We are told that pain is important to us, as organisms, because it tells us when something is wrong. It makes our health somewhat more difficult to ignore. (This applies to emotional pain and mental health just as well.) But despite all the ingenious features of the human physiology, I have to confess I've always felt a resentment toward the teeth. Yes, they are useful for chewing and tearing open plastic wrappers with, but on the whole, these little calcified nuggets are more of a bother than they seem worth. Nowadays—besides merely keeping them healthy—we have to worry about making sure they are fluorescently white and perfectly straight. If we're doing things right, we should be able to find our keys in the dark using only our glow-in-the-dark incisors for illumination. And doesn't that pristine white just look great against the orangey-brown self-tanned skin of the countless young white woman who've all but turned themselves into living, breathing 19th-century Negro caricatures? All they need is a kerchief and a watermelon rind and they could step with ease into an editorial cartoon of the Confederacy.
I don't care much about my teeth. This makes me perverse in our society. Or British. I have a bottom incisor that was actually pushed out of the lineup of teeth many years ago. Probably in my late teens. This particular tooth, as a result of whatever enmity or bigotry, was cast out of the good society of my other teeth and made to live out its days in the dental slums, just behind the others. Long ago, my family dentist wondered aloud if I might want to have it ground down so that it was even with the other teeth. Nah. My supermodel days are behind me, and I'll just have to settle for coasting on my intellect and stellar personality.

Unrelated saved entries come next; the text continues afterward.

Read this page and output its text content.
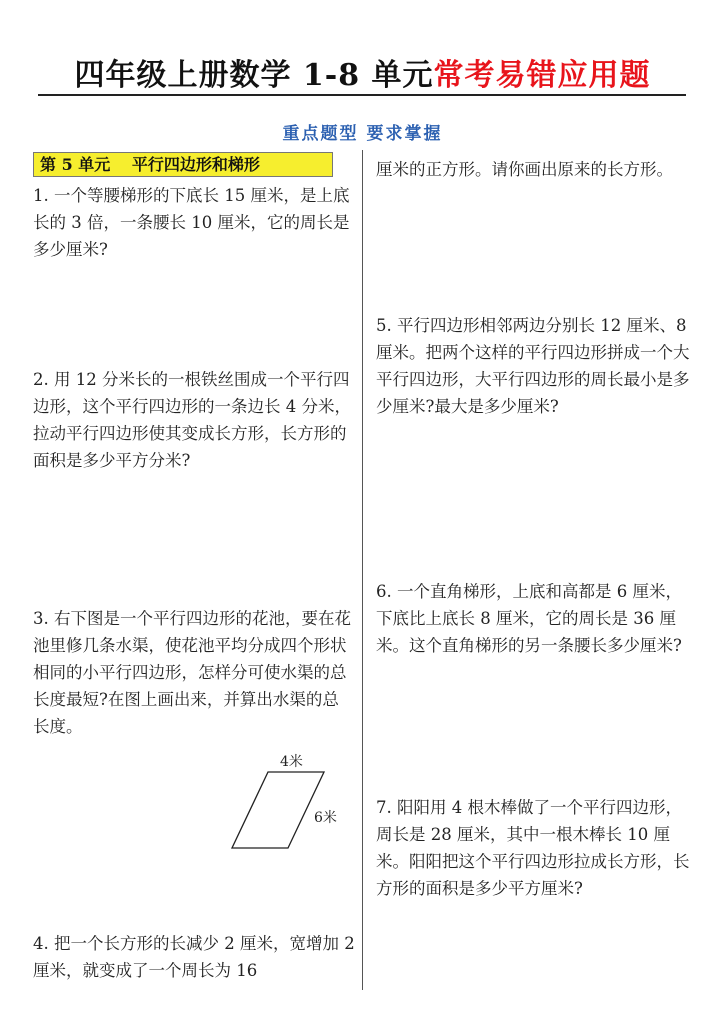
四年级上册数学 1-8 单元常考易错应用题
重点题型 要求掌握
第 5 单元　 平行四边形和梯形

1. 一个等腰梯形的下底长 15 厘米，是上底长的 3 倍，一条腰长 10 厘米，它的周长是多少厘米?

2. 用 12 分米长的一根铁丝围成一个平行四边形，这个平行四边形的一条边长 4 分米，拉动平行四边形使其变成长方形，长方形的面积是多少平方分米?

3. 右下图是一个平行四边形的花池，要在花池里修几条水渠，使花池平均分成四个形状相同的小平行四边形，怎样分可使水渠的总长度最短?在图上画出来，并算出水渠的总长度。

4米
6米

4. 把一个长方形的长减少 2 厘米，宽增加 2 厘米，就变成了一个周长为 16

厘米的正方形。请你画出原来的长方形。

5. 平行四边形相邻两边分别长 12 厘米、8 厘米。把两个这样的平行四边形拼成一个大平行四边形，大平行四边形的周长最小是多少厘米?最大是多少厘米?

6. 一个直角梯形，上底和高都是 6 厘米，下底比上底长 8 厘米，它的周长是 36 厘米。这个直角梯形的另一条腰长多少厘米?

7. 阳阳用 4 根木棒做了一个平行四边形，周长是 28 厘米，其中一根木棒长 10 厘米。阳阳把这个平行四边形拉成长方形，长方形的面积是多少平方厘米?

Even before my incisor was ostracized, I wore braces. It's what you do when you're a kid in suburbia. But I just couldn't muster any enthusiasm for wearing my headgear, so one day in a hissy fit of sorts, my orthodontist Dr. Macri told me they were just going to remove my braces because I showed absolutely no interest in my dental aesthetics.
Great. You won't get any arguments from me.
My parents weren't exactly thrilled, but I think they sensed—like Vietnam—this was a futile and costly battle, and in the bigger scheme of things it probably wasn't all that important. Why should I have lovely teeth? It's not as if I'm a smiler. In fact, I think I'm much uglier than normal when I smile because it brings a strained unnaturalness to my face. My mouth, in its default position, without any exertion on my part, forms a particularly pouty frown. Because of this, I've lived a life constantly answering the question, 'What's wrong?'
Nothing's wrong. Well, actually, everything is wrong—but nothing is any more wrong than usual. This is just the way my face is.
I'm aware that eventually my teeth will probably end up looking like I'm a meth addict. This only bothers me when I remember I'm from Indiana—and then when I travel to big cities or foreign countries, they'll ask where I'm from, and I'll say, 'Indiana.' And then they'll look at my teeth—my meth addict teeth—and they'll think, 'Right. That makes sense.' But that's not why I have lousy teeth at all.
I have lousy teeth because I'm mad at them—because they cause so much trouble and are so expensive but they accomplish so little. It's spite. That's what it is.